In addition, a measure of chronic, or cumulative, use of corporal punishment was included in the final two models of the study. To do so, a scale was created using the three measures of corporal punishment described above. The scores of the corporal punishment measures across Waves 1, 3, and 4 were summed together to create a chronic corporal punishment scale. Higher scores on the scale indicated longer use of corporal punishment as a means of discipline (α = .60).
Caregiver Behavioral Risk Factors
Five variables—all drawn from Wave 1—were included that measure the behavioral risk of the caregiver to use corporal punishment. First, the arrest history of the caregiver was coded as a dichotomous variable, such that 0 = never arrested and 1 = arrested at least once. Second, using the World Health Organization composite internal diagnostic interviewer short-form (Composite International Diagnostic Interview Short Form [CIDI-SF]), whether the caregiver was alcohol-dependent was also included in the models as a dichotomous variable where 0 = not alcohol dependent, 1 = alcohol dependent (Kessler et al., 1998). Third, whether the caregiver was drug dependent was included as a dichotomous variable where 0 = not drug dependent and 1 = drug dependent. Fourth, the CIDI-SF was used to measure whether the caregiver displayed symptoms of major depression. The measure was included as a dichotomous variable where 0 = not depressed, 1 = depressed. Fifth, the Physical Violence scale of the Revised Conflict Tactics Scale 2 was used to measure incidence of domestic violence against the caregiver the past year reported by the caregiver (Straus et al., 1996). Domestic violence was included as an index containing nine items. The measure was added together then coded dichotomously such that 0 = did not experience domestic violence in the past year, 1 = experienced domestic violence in the past year.
Caregiver Demographic and Background Characteristics
Five caregiver demographic and background characteristic variables drawn from Wave 1 were included in the models. First, the highest level of education of the caregiver was measured through self-reports and a three-category coding scheme wherein 0 = none, 1 = high school, and 2 = higher education. The measure was then included in the model through a series of dummy variables wherein “None” was the omitted, reference category. Second, the marital status of the caregiver was included in the model as a single item coded as 0 = not married, 1 = married as self-reported by the caregiver. Third, economic hardship was an index containing five items reported by the caregiver. These items measured whether a family member received benefits from Aid to Families with Dependent Children (AFDC), Women, Infants, and Children (WIC), food stamps, among other organizations. The items were summed together then coded dichotomously, such that 0 = does not receive and 1 = does receive financial support. Fourth, caregiver age was a single item that was self-reported and coded so that 1 = < 35 years, 2 = 35–44 years, 3 = 45–54 years, and 4 = > 54 years. Fifth, race of the caregiver was measured through a three-category coding scheme—White, Black, and Other. The measure was then added to the models through a series of dummy variables with “Other” race as the omitted, reference category.

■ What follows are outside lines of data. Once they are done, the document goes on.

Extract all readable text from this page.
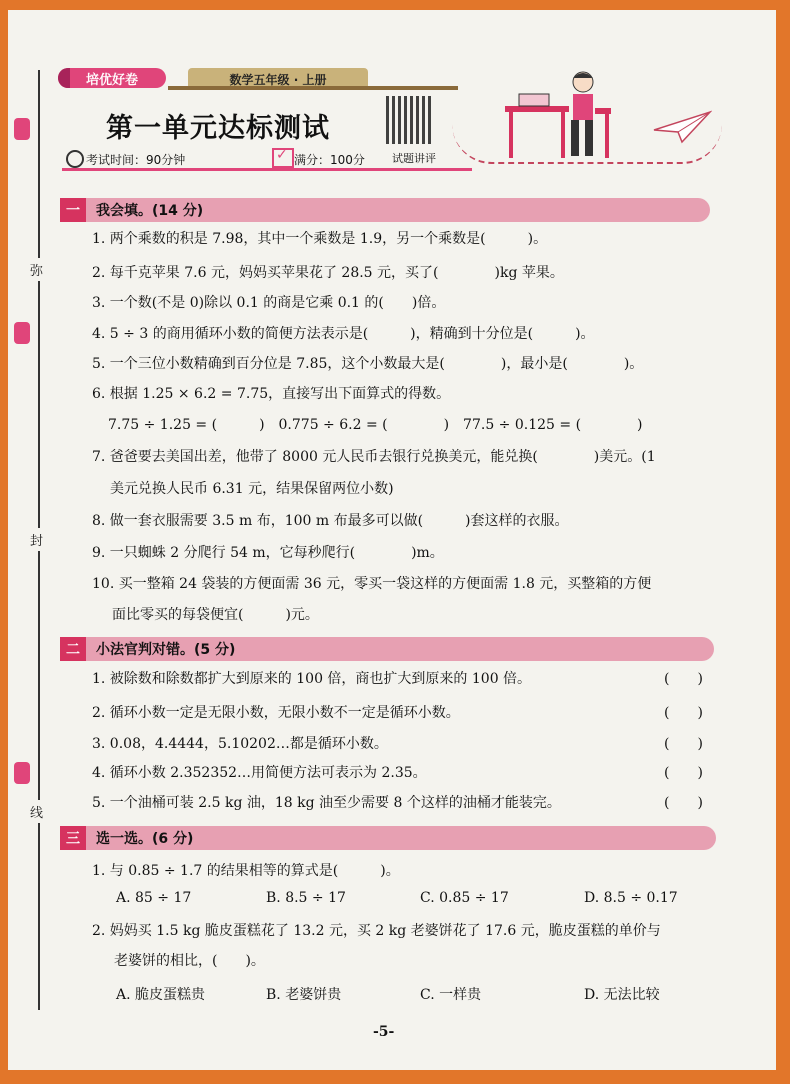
弥
封
线
培优好卷	数学五年级 · 上册
第一单元达标测试
试题讲评
考试时间：90分钟	✓ 满分：100分
一	我会填。(14 分)
1. 两个乘数的积是 7.98，其中一个乘数是 1.9，另一个乘数是(　　　)。
2. 每千克苹果 7.6 元，妈妈买苹果花了 28.5 元，买了(　　　　)kg 苹果。
3. 一个数(不是 0)除以 0.1 的商是它乘 0.1 的(　　)倍。
4. 5 ÷ 3 的商用循环小数的简便方法表示是(　　　)，精确到十分位是(　　　)。
5. 一个三位小数精确到百分位是 7.85，这个小数最大是(　　　　)，最小是(　　　　)。
6. 根据 1.25 × 6.2 = 7.75，直接写出下面算式的得数。
7.75 ÷ 1.25 = (　　　)　0.775 ÷ 6.2 = (　　　　)　77.5 ÷ 0.125 = (　　　　)
7. 爸爸要去美国出差，他带了 8000 元人民币去银行兑换美元，能兑换(　　　　)美元。(1
美元兑换人民币 6.31 元，结果保留两位小数)
8. 做一套衣服需要 3.5 m 布，100 m 布最多可以做(　　　)套这样的衣服。
9. 一只蜘蛛 2 分爬行 54 m，它每秒爬行(　　　　)m。
10. 买一整箱 24 袋装的方便面需 36 元，零买一袋这样的方便面需 1.8 元，买整箱的方便
面比零买的每袋便宜(　　　)元。
二	小法官判对错。(5 分)
1. 被除数和除数都扩大到原来的 100 倍，商也扩大到原来的 100 倍。	(　　)
2. 循环小数一定是无限小数，无限小数不一定是循环小数。	(　　)
3. 0.08，4.4444，5.10202…都是循环小数。	(　　)
4. 循环小数 2.352352…用简便方法可表示为 2.35。	(　　)
5. 一个油桶可装 2.5 kg 油，18 kg 油至少需要 8 个这样的油桶才能装完。	(　　)
三	选一选。(6 分)
1. 与 0.85 ÷ 1.7 的结果相等的算式是(　　　)。
A. 85 ÷ 17	B. 8.5 ÷ 17	C. 0.85 ÷ 17	D. 8.5 ÷ 0.17
2. 妈妈买 1.5 kg 脆皮蛋糕花了 13.2 元，买 2 kg 老婆饼花了 17.6 元，脆皮蛋糕的单价与
老婆饼的相比，(　　)。
A. 脆皮蛋糕贵	B. 老婆饼贵	C. 一样贵	D. 无法比较
-5-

In addition to the Wave 1 measures described above, two additional self-reported measures were included in the models to measure the relationship between the child and caregiver. First, the relationship of the caregiver to the child was drawn at Waves 1, 3, and 4 and was coded dichotomously, such that 0 = nonbiological parent and 1 = biological parent. Second, a cumulative measure of the caregiver relationship to the child was created for the final two models of the study. To do so, a scale was created using the three measures capturing the relationship of the caregiver to the child across Waves 1, 3, and 4 as described above. The scores of the relationship of the caregiver across Waves 1, 3, and 4 were summed together to create a cumulative measure of the caregiver relationship to the child. Higher scores on the scale indicated the longer the child was with the biological parent (α = .91).
Child Demographics
Three variables were included in the models that measured demographic information of the children. First, the age of the child was a continuous variable measured in years at Wave 5. Second, the biological sex of the child was included as a single item coded as 0 = female and 1 = male. The measure for biological sex was only extracted at Wave 1. Third, race of the child was measured through a three-category coding scheme—White, Black, and Other—drawn at Wave 1. The measure was then added to the models through a series of dummy variables with “Other” race as the omitted, reference category.
Plan of Analysis
The study progressed in a string of linked steps. 4 First, we examined the association between the five caregiver behavioral characteristic measures drawn at Wave 1 and corporal punishment measured at Waves 1, 3, and 4. All of these models were estimated while controlling for the caregiver’s age, race, economic hardship, marital status, education, and relationship to the child. Since the outcome of corporal punishment is dichotomous, the models were estimated using binary logistic regression.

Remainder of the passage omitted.